Olton is working in territory that has attracted filmmakers from across the world, of course. Stories centring on young women confronting violence and corrupt power structures have produced everything from quiet, character-led pieces (the Turkish drama Mustang being a particularly well-regarded example of the genre) to full-throttle action films like Furiosa: A Mad Max Saga. Where Parliament Girls sits on that spectrum is part of what makes it an interesting, if not uncomplicated, watch. The production is carried by a cast headed up by Ulrica Gaymes, La Fayette Johnson, Kevie Huggins, Shantel Mayers, and Sheniece Greene. None of these are names with a long screen history behind them (the film itself has virtually no prior presence on standard review databases), which gives the whole project a grassroots, community-made quality. That is not a criticism; some of the most honest film-making comes from exactly this sort of place, where the budget is modest and the motivation is personal. What the cast bring is a visible investment in the story being told, and in a film this short, conviction counts for a great deal.
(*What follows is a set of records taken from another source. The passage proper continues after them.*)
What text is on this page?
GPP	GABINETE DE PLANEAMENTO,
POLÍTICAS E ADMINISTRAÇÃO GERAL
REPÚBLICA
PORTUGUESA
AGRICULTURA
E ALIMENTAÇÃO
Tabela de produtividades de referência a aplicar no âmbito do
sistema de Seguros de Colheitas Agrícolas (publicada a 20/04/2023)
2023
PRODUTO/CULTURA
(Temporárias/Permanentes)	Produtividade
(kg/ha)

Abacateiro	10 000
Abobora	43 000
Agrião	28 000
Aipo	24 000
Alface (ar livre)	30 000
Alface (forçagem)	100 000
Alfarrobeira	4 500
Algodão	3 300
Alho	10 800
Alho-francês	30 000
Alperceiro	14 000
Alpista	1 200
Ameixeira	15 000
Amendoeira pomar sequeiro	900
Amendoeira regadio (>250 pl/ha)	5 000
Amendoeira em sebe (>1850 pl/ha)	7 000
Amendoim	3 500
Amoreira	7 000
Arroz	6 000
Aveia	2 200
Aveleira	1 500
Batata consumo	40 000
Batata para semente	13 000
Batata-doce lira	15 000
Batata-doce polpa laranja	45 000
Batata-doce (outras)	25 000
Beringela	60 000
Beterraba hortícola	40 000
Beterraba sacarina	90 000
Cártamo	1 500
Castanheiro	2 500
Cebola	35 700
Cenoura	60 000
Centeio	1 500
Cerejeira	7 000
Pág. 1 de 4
It is also worth noting the short format itself. Seventeen minutes is enough time to establish a situation and a mood, but it puts real pressure on pacing and message. There is no room to sit with ambiguity or to layer things carefully; every scene has to carry weight. Short drama has produced some genuinely memorable work (the Bangladesh-set Moshari is one example of recent short film-making that punches well above its running time), but it is a format that punishes any wobble in focus or intention. With that context in mind, here is what I made of it.
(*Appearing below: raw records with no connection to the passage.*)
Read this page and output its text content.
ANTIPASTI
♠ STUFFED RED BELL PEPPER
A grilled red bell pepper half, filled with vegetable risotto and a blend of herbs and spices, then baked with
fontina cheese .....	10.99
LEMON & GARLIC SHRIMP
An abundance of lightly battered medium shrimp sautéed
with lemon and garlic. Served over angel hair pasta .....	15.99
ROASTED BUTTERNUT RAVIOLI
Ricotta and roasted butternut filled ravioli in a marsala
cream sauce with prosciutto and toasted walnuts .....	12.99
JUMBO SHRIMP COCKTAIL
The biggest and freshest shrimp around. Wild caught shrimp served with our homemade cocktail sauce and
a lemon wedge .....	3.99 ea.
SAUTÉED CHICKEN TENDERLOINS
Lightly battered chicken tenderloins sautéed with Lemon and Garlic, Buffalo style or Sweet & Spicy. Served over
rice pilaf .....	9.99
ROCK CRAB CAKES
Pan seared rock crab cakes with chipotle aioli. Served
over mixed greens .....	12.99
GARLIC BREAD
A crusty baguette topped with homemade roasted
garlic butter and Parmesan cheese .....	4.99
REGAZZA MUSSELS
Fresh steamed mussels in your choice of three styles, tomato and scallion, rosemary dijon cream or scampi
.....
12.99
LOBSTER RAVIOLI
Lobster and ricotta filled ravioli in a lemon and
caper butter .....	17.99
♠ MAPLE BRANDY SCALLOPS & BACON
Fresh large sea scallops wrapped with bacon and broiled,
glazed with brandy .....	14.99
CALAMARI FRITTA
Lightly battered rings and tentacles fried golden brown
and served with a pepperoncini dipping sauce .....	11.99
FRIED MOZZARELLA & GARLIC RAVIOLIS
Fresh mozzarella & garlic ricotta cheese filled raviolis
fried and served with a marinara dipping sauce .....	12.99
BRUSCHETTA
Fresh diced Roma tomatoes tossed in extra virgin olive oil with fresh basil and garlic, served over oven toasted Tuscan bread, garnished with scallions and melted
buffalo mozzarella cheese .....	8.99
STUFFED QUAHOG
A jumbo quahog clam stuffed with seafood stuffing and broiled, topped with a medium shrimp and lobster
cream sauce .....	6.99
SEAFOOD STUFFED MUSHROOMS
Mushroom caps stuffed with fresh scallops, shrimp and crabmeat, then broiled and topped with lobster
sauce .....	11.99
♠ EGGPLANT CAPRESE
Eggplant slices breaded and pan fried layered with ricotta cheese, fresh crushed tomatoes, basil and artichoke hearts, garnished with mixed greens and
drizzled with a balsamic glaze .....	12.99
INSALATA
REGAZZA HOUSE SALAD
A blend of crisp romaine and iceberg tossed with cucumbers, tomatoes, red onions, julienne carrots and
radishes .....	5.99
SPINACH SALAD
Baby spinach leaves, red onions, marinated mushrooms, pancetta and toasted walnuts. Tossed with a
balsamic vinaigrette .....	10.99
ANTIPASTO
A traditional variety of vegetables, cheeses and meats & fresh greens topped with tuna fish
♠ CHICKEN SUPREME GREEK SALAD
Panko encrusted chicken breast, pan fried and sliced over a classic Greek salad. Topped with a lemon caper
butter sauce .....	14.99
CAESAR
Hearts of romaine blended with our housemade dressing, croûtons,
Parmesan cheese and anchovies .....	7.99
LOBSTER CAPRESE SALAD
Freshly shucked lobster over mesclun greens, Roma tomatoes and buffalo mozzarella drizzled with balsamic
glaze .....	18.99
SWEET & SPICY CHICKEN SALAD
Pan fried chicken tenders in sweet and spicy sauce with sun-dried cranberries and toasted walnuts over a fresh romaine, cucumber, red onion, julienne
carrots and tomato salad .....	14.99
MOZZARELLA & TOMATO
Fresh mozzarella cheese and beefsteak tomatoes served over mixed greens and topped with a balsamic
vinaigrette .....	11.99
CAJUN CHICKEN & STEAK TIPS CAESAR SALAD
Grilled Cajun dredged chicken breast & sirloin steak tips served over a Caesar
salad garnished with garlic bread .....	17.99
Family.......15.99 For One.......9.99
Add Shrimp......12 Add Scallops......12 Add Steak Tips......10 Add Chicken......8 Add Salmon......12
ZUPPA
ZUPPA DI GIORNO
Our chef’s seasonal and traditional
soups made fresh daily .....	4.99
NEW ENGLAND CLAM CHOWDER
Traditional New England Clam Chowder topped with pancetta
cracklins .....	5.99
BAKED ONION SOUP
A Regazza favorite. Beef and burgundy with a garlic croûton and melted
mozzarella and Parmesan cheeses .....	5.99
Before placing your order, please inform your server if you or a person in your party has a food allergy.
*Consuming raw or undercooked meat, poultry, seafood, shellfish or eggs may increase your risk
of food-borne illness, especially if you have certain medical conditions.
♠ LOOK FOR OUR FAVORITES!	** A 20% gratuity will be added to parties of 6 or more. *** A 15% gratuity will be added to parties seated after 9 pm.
A-Z World Movie Tour St Vincent and the Grenadines FIRST LETTERBOXD REVIEW FOR THIS FILM https://www.youtube.com/watch?v=B2EuvhPReXg This is a short film about vigilantism. According to the statistic shown one in 40% of women in the Caribbean will experience violence from their partners. That's a worrying statistic. The film starts off with Shandy (the main character) having dinner and making plans to go out in the evening. Her mum is concerned for her safety (I think because she herself was attacked earlier in life) It was pretty well put together considering St Vincent & The Grenadines don't exactly have a long library of films. The film is clearly made with heart in the right place but I think it's a dangerous message to send and could get more women hurt if we're encouraging them to physically take to the streets, weapon up and attack suspected wrongdoers. I respect the passion and the message but overall it wasn't executed all that well
I suppose what lingers for me is that tension between what a film is trying to say and how it chooses to say it. The heart here is obviously in the right place, and for a country with so little screen history, the fact that this exists at all, that someone picked up a camera and said this story matters, is not nothing. But good intentions and good film-making are not always the same thing, and when the subject matter is as serious as this, the gap between the two can start to feel uncomfortable. It is the kind of film I am glad I watched as part of a broader world cinema tour, even if I would not rush back to it. Sometimes a film's reach exceeding its grasp tells you almost as much as one that gets everything right.